Is GC AI's Curriculum Appropriate for Lawyers Who Already Use AI Tools?
Yes. GC AI's 201 class and specialist courses (105 for Word, 106 for Using Playbooks, 107 for Building Playbooks) are designed for lawyers with prior AI experience who want to go deeper. In 2026 GC AI 201 session polls, 91 to 100% of attendees report their legal teams already have formal AI goals. The 201 class covers how large language models work and builds more sophisticated legal workflows on that foundation.
What Is the Difference Between GC AI's Classes and Academic AI Programs?

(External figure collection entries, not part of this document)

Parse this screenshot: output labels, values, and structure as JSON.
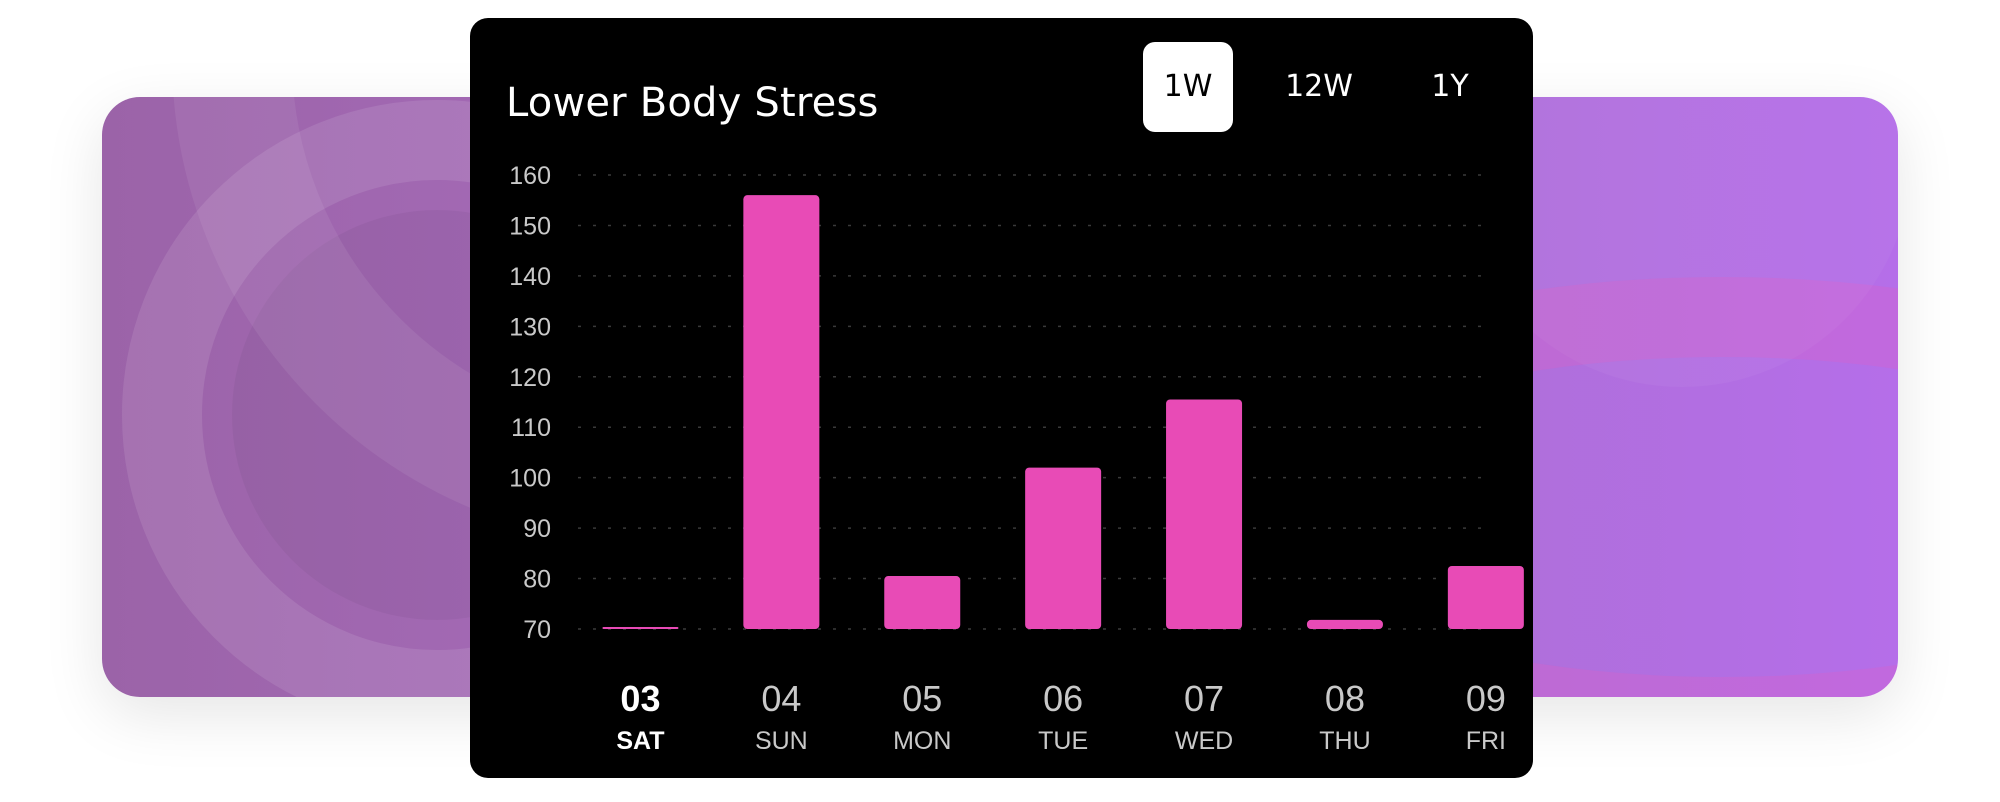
{
  "title": "Lower Body Stress",
  "tabs": [
    {
      "label": "1W",
      "active": true
    },
    {
      "label": "12W",
      "active": false
    },
    {
      "label": "1Y",
      "active": false
    }
  ],
  "colors": {
    "bar": "#e84bb6",
    "background": "#000000",
    "text": "#ffffff",
    "muted_text": "#c9c9c9",
    "grid": "#3a3a3a"
  },
  "chart_data": {
    "type": "bar",
    "title": "Lower Body Stress",
    "categories": [
      {
        "day": "03",
        "weekday": "SAT",
        "selected": true
      },
      {
        "day": "04",
        "weekday": "SUN",
        "selected": false
      },
      {
        "day": "05",
        "weekday": "MON",
        "selected": false
      },
      {
        "day": "06",
        "weekday": "TUE",
        "selected": false
      },
      {
        "day": "07",
        "weekday": "WED",
        "selected": false
      },
      {
        "day": "08",
        "weekday": "THU",
        "selected": false
      },
      {
        "day": "09",
        "weekday": "FRI",
        "selected": false
      }
    ],
    "values": [
      70.3,
      156,
      80.5,
      102,
      115.5,
      71.8,
      82.5
    ],
    "yticks": [
      70,
      80,
      90,
      100,
      110,
      120,
      130,
      140,
      150,
      160
    ],
    "ylim": [
      70,
      160
    ],
    "grid": true
  }
}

GC AI's classes teach you to use AI in your legal work today, with real documents and real legal questions from participants brought to each live session. Academic programs (Berkeley, Harvard) teach you to understand, strategize, and govern AI at an enterprise level. Both are valuable and serve different moments in a legal leader's career. Most in-house teams need the practical skills layer first, with the strategic layer added as AI becomes embedded in daily operations.
How Do I Make the Budget Case for an AI Course to My Legal Department Head?
GC AI's 2025 ROI study of more than 100 active customers found that legal professionals save an average of 14 hours per week and reduce outside counsel spend by 14%. The GC AI ROI Calculator takes your team size, hours spent on contracts, and annual outside counsel budget and returns an annual dollar impact estimate. For GC AI's classes specifically: they are free, California MCLE-eligible, and 75 to 90 minutes per session. One Associate General Counsel in pharma described the class as "easily the most valuable continuing education/CLE I have ever taken" and said it would be "worth 5X the cost." The budget conversation is straightforward.